World News
Crude Price Gains Viewed as Temporary Deviation, Not a Rebound
With attention focused mainly on the U.S. stock market and crude fundamental ignored as usual, it was relatively unsurprising that a price in stocks due to reports that U.S. president Donald Trump may delay imposing tariffs on Mexico would cause a price increase in oil on Thursday - at one point exceeding 2 percent.
Brent settled at $61.67 per barrel, gaining $1.04, while West Texas Intermediate settled at $52.59 per barrel, up 91 cents; both benchmarks rallied more than 2 percent in post-settlement trade.
The irony of the stock and crude increases is that Trump's comments on Thursday weren't all that upbeat: while it was rumoured he may delay action against Mexico, he also said he would likely decide on more China tariffs at the end of June, following his overnight threat to put tariffs on "at least" another $300 billion worth of Chinese goods.
As if to suggest Thursday's gains were a temporary reverse of a relentless downward trajectory, Andrew Lipow, president of Lipow Oil Associates, pointed out that "The ongoing friction between the U.S. and China, the U.S. and Mexico and the U.S. and others on the trade front is really having a negative impact on the sentiment for economic growth around the world, which would lead to a reduction in the rate of growth of oil demand."
Accordingly, Morgan Stanley lowered its forecast for growth in oil demand for 2019 from 1.2 million barrels per day (bpd) to 1 million bpd, and cut its Brent price forecast for the second half of 2019 to $65-$70 per barrel, from $75-$80.
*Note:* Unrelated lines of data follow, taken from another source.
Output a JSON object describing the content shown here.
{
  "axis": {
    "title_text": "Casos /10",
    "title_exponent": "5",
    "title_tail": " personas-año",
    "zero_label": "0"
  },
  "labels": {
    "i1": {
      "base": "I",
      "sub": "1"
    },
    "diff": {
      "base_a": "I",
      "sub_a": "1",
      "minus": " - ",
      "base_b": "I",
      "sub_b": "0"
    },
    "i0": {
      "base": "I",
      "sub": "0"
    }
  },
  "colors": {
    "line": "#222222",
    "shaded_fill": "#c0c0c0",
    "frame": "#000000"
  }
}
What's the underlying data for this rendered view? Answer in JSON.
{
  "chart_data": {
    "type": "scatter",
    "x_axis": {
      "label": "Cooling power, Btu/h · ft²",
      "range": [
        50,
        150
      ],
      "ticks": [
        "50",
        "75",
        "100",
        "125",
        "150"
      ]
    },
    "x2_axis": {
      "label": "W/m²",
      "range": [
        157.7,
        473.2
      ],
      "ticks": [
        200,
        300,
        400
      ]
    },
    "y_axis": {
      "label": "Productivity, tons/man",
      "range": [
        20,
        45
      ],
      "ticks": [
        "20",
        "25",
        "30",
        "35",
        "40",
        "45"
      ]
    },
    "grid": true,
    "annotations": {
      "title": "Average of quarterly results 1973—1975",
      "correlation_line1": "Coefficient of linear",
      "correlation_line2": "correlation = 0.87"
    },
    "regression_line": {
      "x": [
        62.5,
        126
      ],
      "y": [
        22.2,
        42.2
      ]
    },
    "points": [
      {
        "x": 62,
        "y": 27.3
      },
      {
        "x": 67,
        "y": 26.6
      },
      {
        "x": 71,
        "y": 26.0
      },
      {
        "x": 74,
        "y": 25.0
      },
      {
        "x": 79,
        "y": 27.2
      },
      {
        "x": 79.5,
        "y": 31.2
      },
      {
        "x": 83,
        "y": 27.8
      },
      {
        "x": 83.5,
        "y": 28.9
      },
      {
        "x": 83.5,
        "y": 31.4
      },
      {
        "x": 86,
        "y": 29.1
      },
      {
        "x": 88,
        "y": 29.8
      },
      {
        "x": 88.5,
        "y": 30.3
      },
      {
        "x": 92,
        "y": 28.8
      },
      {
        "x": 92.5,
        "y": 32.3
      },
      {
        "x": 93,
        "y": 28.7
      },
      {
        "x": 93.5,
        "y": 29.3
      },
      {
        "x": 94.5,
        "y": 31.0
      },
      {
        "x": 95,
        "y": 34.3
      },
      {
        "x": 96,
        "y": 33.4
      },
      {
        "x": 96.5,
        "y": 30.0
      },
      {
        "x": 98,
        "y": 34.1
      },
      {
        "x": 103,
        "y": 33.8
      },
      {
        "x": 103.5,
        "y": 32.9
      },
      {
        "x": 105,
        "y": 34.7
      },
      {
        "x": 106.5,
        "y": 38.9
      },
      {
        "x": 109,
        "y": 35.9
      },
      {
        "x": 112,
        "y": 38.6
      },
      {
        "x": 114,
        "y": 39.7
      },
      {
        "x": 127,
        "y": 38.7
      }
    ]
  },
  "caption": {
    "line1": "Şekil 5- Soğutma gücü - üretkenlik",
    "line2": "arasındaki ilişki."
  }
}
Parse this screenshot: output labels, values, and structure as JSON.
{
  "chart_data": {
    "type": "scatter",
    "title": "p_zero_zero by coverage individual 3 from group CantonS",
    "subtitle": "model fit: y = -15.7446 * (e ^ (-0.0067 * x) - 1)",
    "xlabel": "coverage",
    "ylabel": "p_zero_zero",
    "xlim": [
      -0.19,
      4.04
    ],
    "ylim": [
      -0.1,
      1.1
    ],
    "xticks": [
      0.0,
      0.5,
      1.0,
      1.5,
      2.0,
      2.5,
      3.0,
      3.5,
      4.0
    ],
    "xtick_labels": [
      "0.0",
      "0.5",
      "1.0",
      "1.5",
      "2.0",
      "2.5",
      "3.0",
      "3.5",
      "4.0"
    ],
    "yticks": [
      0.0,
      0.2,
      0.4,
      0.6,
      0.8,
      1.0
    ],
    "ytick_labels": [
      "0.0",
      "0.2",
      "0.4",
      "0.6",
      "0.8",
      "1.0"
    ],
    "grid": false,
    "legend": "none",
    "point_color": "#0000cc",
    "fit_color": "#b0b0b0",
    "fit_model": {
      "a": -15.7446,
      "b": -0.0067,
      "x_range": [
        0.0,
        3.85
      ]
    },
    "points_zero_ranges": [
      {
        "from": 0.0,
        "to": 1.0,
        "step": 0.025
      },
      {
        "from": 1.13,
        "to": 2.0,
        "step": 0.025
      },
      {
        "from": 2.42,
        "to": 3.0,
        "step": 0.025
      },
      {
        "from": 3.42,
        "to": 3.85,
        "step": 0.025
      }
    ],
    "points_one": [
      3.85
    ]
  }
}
However, the investment bank noted that "We now estimate 2019 to be a year in which supply and demand broadly balance."
Helima Croft, global head of commodity research for RBC Capital Markets, theorized that the current price doldrums may be reversed almost instantly "If we get some kind of signal coming out of the G20 that there is an off ramp on the trade war ,and if we start to get the inventory draws that we are expecting because of summer driving season; that is what potentially moves us higher, back into this sort of $60s for WTI."
Proving there is no limit to wild speculation when it comes to the crude market, Yahya Rahim Safavi, a top military aide to Iran's supreme leader Ayatollah Ali Khamenei, warned that with regards to the tensions brewing between the U.S. and the Islamic republic, "The first bullet fired in the Persian Gulf will push oil prices above $100.
"This would be unbearable to America, Europe, and the U.S. allies like Japan and South Korea."
Putting Iran into perspective was Stephen Brennock, oil analyst at PVM Oil Associates; he suggested that oil in the triple digits was "ambitious" and the oil market has "more or less shrugged off" the disappearance of a further 500,000 bpd of Iranian oil since Washington terminated its sanctions waivers in May.